We were over at a neighbor's after a walkabout reading the bible and drinking lemonade. Seriously and stop fucking snickering. We'd already shared some white chilling in a snowbank. I had been sent back to the house to retrieve something when I noticed a certain type of cloud rearing over Leavenworth Mountain. Showing back up at the neighbor's, I wore the most wicked grin of joy.

"They're back," I told Sabina.

"Who?" She asked me.

"The dragons," I replied and she smirked.

"Dragons?" My neighbor seemed a little confused, and I had to tell him a tale, the one I just told you.


Seeing the dragons is one of those omens of warmer weather. It already seems to be the beginnings of High Country spring here, ready or not. Every day, there appears to be a new omen of the spinning of the cyclic wheel. The mud-slicked streets. Bits of yard begin to peek out from under the deep drifts, boggy in its countenance. The river flows freely. That sort of subtle humidity, which comes with the thawing and constant daytime melting of snow permeates the thin mountain air.

It is, indeed, mud season, and those official notations, the equinox and our annual Cabin Fever Dance, are just aspects of  window-dressing for those who need to be spoon-fed everything...

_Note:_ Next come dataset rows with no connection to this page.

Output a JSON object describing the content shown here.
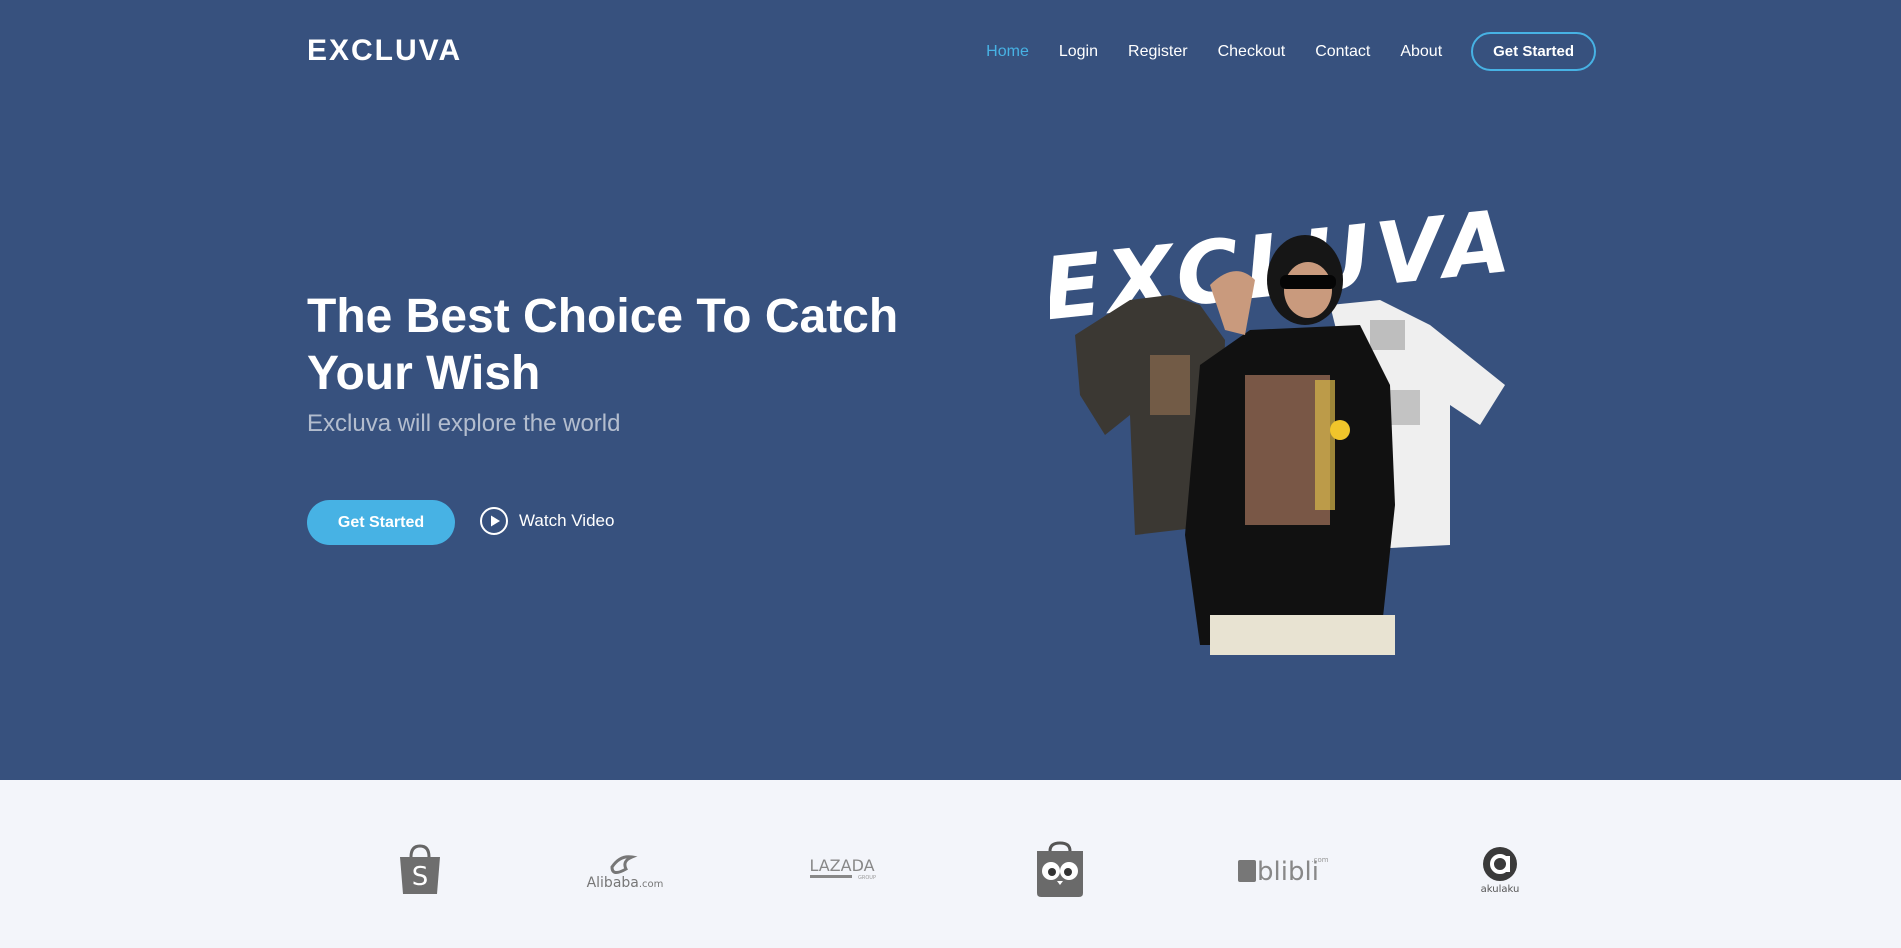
{
  "brand": {
    "name": "EXCLUVA"
  },
  "nav": {
    "items": [
      {
        "label": "Home",
        "active": true
      },
      {
        "label": "Login",
        "active": false
      },
      {
        "label": "Register",
        "active": false
      },
      {
        "label": "Checkout",
        "active": false
      },
      {
        "label": "Contact",
        "active": false
      },
      {
        "label": "About",
        "active": false
      }
    ],
    "cta_label": "Get Started"
  },
  "hero": {
    "title": "The Best Choice To Catch Your Wish",
    "subtitle": "Excluva will explore the world",
    "primary_button": "Get Started",
    "video_link": "Watch Video",
    "art_lettering": "EXCLUVA"
  },
  "partners": {
    "logos": [
      {
        "name": "Shopee",
        "icon": "shopee-logo"
      },
      {
        "name": "Alibaba.com",
        "icon": "alibaba-logo"
      },
      {
        "name": "LAZADA",
        "icon": "lazada-logo"
      },
      {
        "name": "Tokopedia",
        "icon": "tokopedia-logo"
      },
      {
        "name": "blibli.com",
        "icon": "blibli-logo"
      },
      {
        "name": "akulaku",
        "icon": "akulaku-logo"
      }
    ]
  },
  "colors": {
    "hero_background": "#37517e",
    "accent": "#47b2e4",
    "partners_background": "#f3f5fa"
  }
}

We look to go snowshoeing around Nederland in a day, hosted by a friend I've not seen and scarcely communicated with in a bit. A walkabout in territory we're not as familiar with, which is the spice of high adventure. There's supposed to be a fresh dusting, which, if true to the season, will be assimilated and half-melted by the time the sun climbs to mid-sky. It should be mostly clear, but I cannot help but wonder if I might see some of the first dragons slithering across the sky, watching, preparing to bring the rains.